The exercise price to be provided in options granted under the Plan is to be as
determined by the Board, but not less than the bid price reported on the Nasdaq
system on the date of the grant (or the next preceding business day on which
such a quote is available). Options granted under the NQSOP will have durations,
fixed by the Board, not to exceed ten (10) years and shall be transferable. The
Board has discretion to fix (i) any vesting conditions, (ii) administrative
provisions, (iii) anti-dilution provisions, and (iv) other provisions deemed
desirable by the Board, as well as to amend any provision fixed by it, provided
that no change or amendment shall adversely affect the option holder with
respect to the exercise price, vesting conditions, and duration of a grant once
made.

                            DESCRIPTION OF SECURITIES

GENERAL

     Set forth below is a description of the material terms and provisions of
the equity securities of the Company. The following description does not purport
to be complete and is 


                                     - 11 -



<PAGE>


subject to and qualified in its entirety by reference to the Certificate of
Incorporation, as amended (the "Certificate of Incorporation"), and the Bylaws,
as amended (the "Bylaws"), of the Company. The Certificate of Incorporation and
the Bylaws are filed or incorporated by reference as exhibits to the
Registration Statement of which this Prospectus forms a part.

PREFERRED STOCK

     The Company is authorized to issue 2,000,000 shares of Preferred Stock. The
Board of Directors of the Company is authorized, without further shareholder
action, to divide any or all shares of the authorized Preferred Stock into
series and to fix and determine the designations, preferences and relative,
participating, optional or other special rights, and qualifications, limitations
or restrictions thereon, of any series so established, including voting powers,
dividend rights, liquidation preferences, redemption rights and conversion
privileges. The only series of preferred stock outstanding is the Series B
Preferred Stock. There are presently no plans, agreements or understandings for
the authorization or issuance of any additional shares of preferred stock.

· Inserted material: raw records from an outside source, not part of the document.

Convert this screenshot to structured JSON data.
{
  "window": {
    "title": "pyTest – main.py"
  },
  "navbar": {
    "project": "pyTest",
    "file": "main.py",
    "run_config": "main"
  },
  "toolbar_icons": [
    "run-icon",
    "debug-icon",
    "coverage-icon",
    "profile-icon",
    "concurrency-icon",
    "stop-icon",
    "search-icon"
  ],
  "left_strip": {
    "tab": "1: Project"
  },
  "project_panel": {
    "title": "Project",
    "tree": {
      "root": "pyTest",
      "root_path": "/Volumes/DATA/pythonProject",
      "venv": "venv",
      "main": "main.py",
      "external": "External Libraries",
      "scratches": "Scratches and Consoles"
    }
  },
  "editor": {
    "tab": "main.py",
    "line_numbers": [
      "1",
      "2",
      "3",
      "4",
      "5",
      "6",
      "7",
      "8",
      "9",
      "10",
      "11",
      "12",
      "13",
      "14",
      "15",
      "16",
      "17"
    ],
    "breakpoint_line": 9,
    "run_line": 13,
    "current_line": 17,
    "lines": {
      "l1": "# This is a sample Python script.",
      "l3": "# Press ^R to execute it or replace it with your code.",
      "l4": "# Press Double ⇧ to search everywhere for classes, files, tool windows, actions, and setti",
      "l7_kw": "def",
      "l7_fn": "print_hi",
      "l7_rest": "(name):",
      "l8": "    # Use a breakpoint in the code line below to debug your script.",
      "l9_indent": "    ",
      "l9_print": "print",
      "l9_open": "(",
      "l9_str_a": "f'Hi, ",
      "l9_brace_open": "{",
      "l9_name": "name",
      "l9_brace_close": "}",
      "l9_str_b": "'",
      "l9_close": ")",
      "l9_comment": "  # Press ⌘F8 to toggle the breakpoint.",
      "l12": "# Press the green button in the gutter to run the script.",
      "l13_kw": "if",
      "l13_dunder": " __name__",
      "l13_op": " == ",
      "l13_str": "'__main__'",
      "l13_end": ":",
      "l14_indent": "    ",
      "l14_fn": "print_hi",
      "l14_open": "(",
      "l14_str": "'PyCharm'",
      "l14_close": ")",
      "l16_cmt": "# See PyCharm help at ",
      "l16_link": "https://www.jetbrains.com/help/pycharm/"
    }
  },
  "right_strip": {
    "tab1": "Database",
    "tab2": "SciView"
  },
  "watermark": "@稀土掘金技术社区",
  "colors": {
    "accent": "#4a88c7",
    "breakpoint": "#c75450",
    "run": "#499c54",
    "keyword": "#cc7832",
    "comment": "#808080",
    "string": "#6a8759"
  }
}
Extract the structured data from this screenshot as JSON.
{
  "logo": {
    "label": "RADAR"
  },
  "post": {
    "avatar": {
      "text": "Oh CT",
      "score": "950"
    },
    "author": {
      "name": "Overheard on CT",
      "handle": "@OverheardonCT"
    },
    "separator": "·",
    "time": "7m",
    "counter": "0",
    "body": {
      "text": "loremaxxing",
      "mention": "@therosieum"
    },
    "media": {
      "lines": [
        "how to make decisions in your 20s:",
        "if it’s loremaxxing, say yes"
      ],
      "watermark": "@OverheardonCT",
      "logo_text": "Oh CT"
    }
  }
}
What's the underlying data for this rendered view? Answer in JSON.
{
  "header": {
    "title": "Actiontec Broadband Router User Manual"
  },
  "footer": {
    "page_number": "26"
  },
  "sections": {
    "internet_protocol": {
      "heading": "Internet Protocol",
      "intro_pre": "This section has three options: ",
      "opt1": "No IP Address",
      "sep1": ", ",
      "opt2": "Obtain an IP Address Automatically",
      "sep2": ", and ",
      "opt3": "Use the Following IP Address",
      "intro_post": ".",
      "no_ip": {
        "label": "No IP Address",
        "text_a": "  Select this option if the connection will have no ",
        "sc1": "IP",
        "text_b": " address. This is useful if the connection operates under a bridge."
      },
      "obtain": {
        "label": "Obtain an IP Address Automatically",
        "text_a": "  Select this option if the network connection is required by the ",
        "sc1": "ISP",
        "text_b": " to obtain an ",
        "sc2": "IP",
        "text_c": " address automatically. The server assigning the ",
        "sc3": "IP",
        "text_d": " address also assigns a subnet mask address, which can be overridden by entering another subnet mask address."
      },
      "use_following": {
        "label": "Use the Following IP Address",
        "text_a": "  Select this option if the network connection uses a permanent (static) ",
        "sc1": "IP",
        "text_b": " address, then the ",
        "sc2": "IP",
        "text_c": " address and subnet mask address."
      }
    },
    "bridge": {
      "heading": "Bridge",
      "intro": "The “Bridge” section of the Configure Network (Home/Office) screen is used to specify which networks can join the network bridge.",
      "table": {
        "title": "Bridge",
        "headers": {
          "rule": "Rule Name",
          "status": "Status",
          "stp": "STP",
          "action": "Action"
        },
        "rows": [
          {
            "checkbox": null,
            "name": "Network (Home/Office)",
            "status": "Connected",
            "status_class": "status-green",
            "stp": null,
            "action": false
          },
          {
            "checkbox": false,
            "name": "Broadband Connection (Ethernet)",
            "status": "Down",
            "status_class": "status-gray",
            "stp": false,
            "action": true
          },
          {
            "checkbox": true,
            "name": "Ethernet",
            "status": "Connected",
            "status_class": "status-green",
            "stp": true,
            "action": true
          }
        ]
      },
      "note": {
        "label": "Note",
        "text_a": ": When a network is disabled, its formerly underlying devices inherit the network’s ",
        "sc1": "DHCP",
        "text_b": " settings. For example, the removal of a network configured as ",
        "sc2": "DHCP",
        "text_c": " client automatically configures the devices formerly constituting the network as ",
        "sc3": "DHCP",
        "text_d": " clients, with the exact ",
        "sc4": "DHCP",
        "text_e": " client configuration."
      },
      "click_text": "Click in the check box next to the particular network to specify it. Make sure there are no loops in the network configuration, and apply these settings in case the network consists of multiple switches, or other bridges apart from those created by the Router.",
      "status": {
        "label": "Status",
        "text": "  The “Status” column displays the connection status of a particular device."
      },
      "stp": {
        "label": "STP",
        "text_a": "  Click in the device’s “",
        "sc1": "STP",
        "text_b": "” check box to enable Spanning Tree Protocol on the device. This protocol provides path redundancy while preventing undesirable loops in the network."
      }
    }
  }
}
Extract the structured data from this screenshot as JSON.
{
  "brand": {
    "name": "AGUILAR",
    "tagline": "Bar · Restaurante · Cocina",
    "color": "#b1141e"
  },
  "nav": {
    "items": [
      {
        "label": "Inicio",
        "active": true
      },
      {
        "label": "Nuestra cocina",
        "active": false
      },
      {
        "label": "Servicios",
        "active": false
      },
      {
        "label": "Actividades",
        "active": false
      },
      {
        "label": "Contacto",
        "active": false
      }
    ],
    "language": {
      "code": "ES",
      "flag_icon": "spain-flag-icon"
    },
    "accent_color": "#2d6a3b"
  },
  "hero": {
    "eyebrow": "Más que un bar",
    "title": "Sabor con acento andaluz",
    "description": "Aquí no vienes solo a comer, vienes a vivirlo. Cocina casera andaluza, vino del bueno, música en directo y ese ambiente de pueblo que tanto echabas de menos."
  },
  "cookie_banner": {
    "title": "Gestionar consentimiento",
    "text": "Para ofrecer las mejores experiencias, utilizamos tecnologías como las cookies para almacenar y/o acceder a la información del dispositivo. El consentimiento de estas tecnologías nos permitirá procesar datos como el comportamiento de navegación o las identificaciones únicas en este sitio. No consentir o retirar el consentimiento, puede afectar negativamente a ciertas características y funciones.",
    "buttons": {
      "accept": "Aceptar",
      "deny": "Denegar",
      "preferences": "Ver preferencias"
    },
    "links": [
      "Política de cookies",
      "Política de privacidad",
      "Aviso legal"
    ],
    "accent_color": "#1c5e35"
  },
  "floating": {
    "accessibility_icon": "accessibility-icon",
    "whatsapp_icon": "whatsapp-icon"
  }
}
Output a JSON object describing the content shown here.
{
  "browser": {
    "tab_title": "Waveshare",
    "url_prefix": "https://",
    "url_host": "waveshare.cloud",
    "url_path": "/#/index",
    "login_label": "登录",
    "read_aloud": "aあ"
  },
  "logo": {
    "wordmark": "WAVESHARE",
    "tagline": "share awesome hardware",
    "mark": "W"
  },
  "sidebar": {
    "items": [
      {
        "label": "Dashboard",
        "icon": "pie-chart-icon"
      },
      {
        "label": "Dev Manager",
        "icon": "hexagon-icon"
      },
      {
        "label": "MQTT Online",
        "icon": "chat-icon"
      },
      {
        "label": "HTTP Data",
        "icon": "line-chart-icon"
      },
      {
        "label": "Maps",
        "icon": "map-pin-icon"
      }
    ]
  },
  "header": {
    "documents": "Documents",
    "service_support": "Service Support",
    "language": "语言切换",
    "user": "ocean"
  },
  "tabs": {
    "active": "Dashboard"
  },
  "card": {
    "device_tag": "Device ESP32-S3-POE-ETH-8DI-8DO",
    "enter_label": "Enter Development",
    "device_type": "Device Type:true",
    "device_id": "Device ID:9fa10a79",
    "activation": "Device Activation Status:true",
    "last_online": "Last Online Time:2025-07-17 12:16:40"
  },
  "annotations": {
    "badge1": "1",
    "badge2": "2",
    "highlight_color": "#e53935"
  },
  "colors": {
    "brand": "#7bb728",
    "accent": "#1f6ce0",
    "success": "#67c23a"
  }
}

   Series B Preferred Stock

     Effective as of December 30, 1994, 400 shares of Series B Preferred Stock
were issued and are now outstanding, which may be converted into 1,777,777
shares of Common Stock.

     Until converted, the Series B Preferred Stock ranks pari passu with the
Common Stock with respect to dividend rights, and ranks prior to the Common
Stock and any other class of capital stock or series of preferred stock later
created, with respect to redemption rights and rights on liquidation, winding up
and dissolution of the Company.

     Each share of Series B Preferred Stock is convertible into Common Stock, at
the election of the holder. The Company may elect to redeem such shares if the
Company has raised at least $8 million by the sale of Common Stock at a price of
not less than $2.25 per share. For purposes of the conversion, each share of
Series B Preferred Stock is to be valued at ten thousand dollars ($10,000.00)
per share, to be converted to the equivalent number of shares of Common Stock at
a conversion price of $2.25 per share (subject to certain anti-dilution and
other adjustments).

     Each holder of Series B Preferred Stock is entitled to vote on all matters
as to which shareholders of the Company are entitled to vote and to cast a
number of votes equal to the greatest number of whole shares of Common Stock
into which the holder's shares of Series B Preferred Stock is then convertible.
The holders of Series B Preferred Stock have the right, voting separately as a
class, to elect one director to the Board of Directors of the Company which, so
long as any shares of Series B Preferred Stock remain outstanding, will consist
of no more than 10 directors. See "Certain Relationships and Related
Transactions--Wand/Midland Transaction" for a discussion of the shareholders'
agreement giving Wand the right to designate a director after the conversion.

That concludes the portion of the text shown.